Hand Waves and Hand Dollars


Katsushika Hokusai

The Pacific ocean was very choppy yesterday. The waves, all random sizes and shapes, were breaking far out at sea and every crest was being violently pushed back by a strong off shore wind. Tufts of foam and spray scalloped off the top, the surging spray being thrown backwards as if there was some water tossing celebration going on. The curling fingers of the waves that did manage to arc forwards (shore-wards?) looked like the ones in the wood block prints by Japanese artist Hokusai of stylized bubbles and spray reduced to fractal-type patterns.

This condition was evidently not surfing weather. Usually there are at least one or two of them in the water, near where I am staying on the Great Highway, trying to catch a wave. Yesterday the waves were not cooperating.
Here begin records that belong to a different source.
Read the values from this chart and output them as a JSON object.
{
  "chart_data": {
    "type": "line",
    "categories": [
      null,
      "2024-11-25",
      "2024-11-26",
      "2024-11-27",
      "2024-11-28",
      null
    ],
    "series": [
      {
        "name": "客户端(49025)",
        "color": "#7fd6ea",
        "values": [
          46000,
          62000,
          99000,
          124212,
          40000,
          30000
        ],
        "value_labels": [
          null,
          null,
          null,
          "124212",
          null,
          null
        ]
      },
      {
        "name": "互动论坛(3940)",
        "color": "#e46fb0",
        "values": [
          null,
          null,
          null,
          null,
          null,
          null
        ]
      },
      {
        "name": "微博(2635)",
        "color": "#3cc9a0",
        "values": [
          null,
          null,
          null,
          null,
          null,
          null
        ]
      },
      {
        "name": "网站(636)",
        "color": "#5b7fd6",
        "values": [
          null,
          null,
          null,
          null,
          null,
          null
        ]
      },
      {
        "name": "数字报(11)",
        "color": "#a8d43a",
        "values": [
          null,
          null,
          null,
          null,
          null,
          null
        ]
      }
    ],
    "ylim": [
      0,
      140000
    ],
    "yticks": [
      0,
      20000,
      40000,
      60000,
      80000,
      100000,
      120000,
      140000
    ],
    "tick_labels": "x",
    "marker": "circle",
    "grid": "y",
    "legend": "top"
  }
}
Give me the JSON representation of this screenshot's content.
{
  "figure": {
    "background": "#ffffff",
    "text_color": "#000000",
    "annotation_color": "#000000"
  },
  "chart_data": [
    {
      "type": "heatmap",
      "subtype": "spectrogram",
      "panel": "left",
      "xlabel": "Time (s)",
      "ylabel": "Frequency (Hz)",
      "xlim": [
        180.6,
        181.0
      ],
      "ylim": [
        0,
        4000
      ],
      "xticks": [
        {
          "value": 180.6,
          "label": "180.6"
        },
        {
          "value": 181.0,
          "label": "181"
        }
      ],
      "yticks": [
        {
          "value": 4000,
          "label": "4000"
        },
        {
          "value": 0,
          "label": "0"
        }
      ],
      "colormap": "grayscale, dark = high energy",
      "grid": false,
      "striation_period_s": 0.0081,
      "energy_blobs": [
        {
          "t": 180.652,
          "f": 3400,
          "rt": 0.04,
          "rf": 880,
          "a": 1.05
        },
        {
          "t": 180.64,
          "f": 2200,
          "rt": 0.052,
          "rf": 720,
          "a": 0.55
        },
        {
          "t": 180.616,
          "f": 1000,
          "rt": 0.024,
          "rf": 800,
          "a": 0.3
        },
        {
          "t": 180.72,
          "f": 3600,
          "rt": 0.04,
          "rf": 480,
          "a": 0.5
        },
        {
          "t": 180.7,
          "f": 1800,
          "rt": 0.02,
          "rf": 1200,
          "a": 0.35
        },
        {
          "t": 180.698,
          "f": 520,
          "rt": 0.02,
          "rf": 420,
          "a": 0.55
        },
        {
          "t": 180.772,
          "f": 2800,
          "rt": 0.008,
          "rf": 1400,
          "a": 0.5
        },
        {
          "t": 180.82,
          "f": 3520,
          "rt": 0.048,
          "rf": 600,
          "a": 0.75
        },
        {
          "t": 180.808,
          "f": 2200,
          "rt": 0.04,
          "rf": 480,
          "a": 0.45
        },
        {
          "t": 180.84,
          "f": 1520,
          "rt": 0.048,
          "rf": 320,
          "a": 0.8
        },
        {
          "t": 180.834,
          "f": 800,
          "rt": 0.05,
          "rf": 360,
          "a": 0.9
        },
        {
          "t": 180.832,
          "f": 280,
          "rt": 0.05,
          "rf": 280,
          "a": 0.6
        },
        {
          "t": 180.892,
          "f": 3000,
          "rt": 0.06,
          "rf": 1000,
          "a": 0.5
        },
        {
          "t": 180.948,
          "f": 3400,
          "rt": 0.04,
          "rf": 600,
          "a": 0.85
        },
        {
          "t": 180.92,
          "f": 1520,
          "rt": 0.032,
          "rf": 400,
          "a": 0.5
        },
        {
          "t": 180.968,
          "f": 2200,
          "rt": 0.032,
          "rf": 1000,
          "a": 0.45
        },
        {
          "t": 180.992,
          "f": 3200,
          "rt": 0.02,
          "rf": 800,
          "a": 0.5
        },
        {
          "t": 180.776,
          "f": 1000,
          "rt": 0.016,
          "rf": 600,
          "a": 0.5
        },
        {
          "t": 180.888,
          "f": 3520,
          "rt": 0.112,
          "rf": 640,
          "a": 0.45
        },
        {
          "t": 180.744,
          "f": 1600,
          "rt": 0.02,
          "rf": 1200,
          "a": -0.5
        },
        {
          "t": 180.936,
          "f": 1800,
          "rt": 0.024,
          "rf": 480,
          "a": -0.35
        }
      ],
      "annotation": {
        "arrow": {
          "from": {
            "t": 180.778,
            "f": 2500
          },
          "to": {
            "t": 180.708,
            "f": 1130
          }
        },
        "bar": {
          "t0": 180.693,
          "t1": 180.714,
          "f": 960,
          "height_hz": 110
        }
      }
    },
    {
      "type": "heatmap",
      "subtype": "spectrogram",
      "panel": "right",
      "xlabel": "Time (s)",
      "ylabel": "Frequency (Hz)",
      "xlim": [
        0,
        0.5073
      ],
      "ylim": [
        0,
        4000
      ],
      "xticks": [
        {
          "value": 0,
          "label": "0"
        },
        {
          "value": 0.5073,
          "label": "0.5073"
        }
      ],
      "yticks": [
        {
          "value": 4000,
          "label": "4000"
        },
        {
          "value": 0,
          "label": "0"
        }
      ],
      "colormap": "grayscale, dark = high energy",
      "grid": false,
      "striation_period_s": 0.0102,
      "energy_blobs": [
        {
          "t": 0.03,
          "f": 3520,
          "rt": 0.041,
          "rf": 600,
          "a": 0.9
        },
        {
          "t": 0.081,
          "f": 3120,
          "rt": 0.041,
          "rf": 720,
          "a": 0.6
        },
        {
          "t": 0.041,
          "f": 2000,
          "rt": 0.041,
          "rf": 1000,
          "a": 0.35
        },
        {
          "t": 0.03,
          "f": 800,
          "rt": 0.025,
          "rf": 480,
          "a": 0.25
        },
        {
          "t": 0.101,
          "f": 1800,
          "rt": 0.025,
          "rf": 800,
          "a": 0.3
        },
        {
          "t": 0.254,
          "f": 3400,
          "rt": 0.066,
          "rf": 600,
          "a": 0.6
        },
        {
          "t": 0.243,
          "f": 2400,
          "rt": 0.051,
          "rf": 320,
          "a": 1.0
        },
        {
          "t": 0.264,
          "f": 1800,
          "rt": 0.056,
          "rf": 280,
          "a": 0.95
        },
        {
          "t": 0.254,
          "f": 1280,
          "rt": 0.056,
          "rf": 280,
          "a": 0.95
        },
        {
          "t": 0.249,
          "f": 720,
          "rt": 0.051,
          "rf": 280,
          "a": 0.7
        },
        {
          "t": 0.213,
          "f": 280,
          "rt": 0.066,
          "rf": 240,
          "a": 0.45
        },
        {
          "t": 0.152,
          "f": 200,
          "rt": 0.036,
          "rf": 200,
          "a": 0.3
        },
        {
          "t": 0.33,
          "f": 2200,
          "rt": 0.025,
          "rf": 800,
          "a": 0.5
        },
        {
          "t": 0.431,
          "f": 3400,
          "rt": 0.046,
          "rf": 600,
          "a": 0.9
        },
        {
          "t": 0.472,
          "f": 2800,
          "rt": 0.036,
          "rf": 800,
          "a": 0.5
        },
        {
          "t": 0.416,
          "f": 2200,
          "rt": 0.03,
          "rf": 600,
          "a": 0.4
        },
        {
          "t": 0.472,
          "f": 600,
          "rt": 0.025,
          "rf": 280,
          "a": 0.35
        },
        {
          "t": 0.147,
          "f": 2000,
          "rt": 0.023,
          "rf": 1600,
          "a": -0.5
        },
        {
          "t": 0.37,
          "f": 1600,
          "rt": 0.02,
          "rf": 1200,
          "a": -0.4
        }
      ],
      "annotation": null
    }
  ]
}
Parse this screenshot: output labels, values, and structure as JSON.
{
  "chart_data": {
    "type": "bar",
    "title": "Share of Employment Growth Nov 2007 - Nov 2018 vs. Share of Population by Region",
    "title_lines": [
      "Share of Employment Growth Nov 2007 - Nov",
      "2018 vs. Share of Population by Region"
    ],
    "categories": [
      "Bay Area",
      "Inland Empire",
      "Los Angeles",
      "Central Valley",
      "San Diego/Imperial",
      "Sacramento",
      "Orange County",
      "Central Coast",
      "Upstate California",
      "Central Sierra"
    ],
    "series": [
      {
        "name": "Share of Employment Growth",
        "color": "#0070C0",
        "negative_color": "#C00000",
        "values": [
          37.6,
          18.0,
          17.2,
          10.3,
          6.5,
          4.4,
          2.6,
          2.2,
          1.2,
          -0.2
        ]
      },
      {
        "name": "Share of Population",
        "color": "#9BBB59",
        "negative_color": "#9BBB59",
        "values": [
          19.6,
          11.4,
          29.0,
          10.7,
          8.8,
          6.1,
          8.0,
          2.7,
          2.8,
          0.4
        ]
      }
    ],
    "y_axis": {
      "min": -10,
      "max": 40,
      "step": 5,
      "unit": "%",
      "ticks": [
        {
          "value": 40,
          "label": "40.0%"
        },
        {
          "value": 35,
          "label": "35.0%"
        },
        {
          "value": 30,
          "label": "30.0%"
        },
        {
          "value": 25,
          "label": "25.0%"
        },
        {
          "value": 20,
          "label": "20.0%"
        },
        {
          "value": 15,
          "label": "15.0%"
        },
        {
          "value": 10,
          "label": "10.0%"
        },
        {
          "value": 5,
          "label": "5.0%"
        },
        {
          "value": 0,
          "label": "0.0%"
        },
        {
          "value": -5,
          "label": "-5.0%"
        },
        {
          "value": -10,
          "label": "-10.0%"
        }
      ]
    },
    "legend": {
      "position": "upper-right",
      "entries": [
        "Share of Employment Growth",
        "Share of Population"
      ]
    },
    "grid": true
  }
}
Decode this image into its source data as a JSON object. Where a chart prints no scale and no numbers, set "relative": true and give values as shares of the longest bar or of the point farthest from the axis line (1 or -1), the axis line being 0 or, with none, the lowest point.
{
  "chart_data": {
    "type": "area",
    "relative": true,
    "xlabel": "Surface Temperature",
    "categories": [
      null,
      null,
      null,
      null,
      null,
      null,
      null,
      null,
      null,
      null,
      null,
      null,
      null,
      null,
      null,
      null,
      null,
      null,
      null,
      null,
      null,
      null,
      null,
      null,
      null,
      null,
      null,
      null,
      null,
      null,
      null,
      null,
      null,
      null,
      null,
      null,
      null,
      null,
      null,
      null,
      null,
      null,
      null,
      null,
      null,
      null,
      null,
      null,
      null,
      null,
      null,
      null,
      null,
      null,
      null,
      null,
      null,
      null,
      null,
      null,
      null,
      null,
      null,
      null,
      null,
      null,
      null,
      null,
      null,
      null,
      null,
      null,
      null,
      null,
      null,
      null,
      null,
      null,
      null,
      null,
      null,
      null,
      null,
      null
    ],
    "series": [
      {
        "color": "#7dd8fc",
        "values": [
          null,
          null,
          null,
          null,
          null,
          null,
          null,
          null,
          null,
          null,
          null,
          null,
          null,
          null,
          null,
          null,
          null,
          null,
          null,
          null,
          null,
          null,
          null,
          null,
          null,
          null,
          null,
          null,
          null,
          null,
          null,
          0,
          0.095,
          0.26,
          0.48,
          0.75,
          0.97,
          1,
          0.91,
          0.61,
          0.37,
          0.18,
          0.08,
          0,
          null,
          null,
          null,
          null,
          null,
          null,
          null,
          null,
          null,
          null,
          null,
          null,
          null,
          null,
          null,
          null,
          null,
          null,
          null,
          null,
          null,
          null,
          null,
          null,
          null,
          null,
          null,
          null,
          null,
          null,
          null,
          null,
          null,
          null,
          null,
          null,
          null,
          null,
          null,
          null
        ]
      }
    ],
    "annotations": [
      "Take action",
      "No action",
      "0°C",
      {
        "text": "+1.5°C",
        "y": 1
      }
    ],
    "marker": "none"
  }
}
They were like misty ghostly hands, waving mockingly. They didn't want to be caught.

Funnily enough you couldn't feel any breeze. The prevailing wind must have been vaulting right over the sandy embankment behind us and heading off to fight the oncoming surf. The waves that managed to reach the beach were foam-lined, exhausted yet still sizzling.

We, excited to be at the ocean for a second time on our trip to northern California, did the goofy sandpiper thing - venturing as far into the ocean as we could without getting our feet wet, and then scurrying back with each anticipated advancement of the briny sea. The waves spread over the shiny beach in foamy layers, like tussled sheets hurriedly being drawn up over a sandy bed on the last day of a seaside vacation.

The soggy beach, now at low tide, was strewn with sand dollars. Hundreds of them, in every state ranging from impressive mint condition samples to the most fragmented specimens not worth putting back into circulation, lay drawing little attention from the regulars walking along the beach. The distinctive sand dollar shell pattern, a kind of melted mix of Maple/ Marajuana leaf design on the top of the shell, seemed remarkably contrived.

The dollar had obviously taken a hit and was down that day. It had lost its value except to us dazzled Canadians, who found the white shelled larger sea-version of our Loony a fascinating commodity to deal with on our walk along the California coast.

I had an idea to take this 'finan-shell' jackpot in hand and try to arrange them all in a dotted sand dollar pattern on the beach. Probably not an original idea, but still worth doing, as one's own tiny response to the indescribable impact that both the ocean and the myriad of artifacts clinging to its coastal perimeters, has on those who come from landlocked parts of the country.

Several attempts at 'painting' with the shells were immediately erased by the advancing tide. Our dollar collection kept being dispersed into a swirl of liquid assets.



For a brief moment however, a complete design materialized and I had time to get this photo.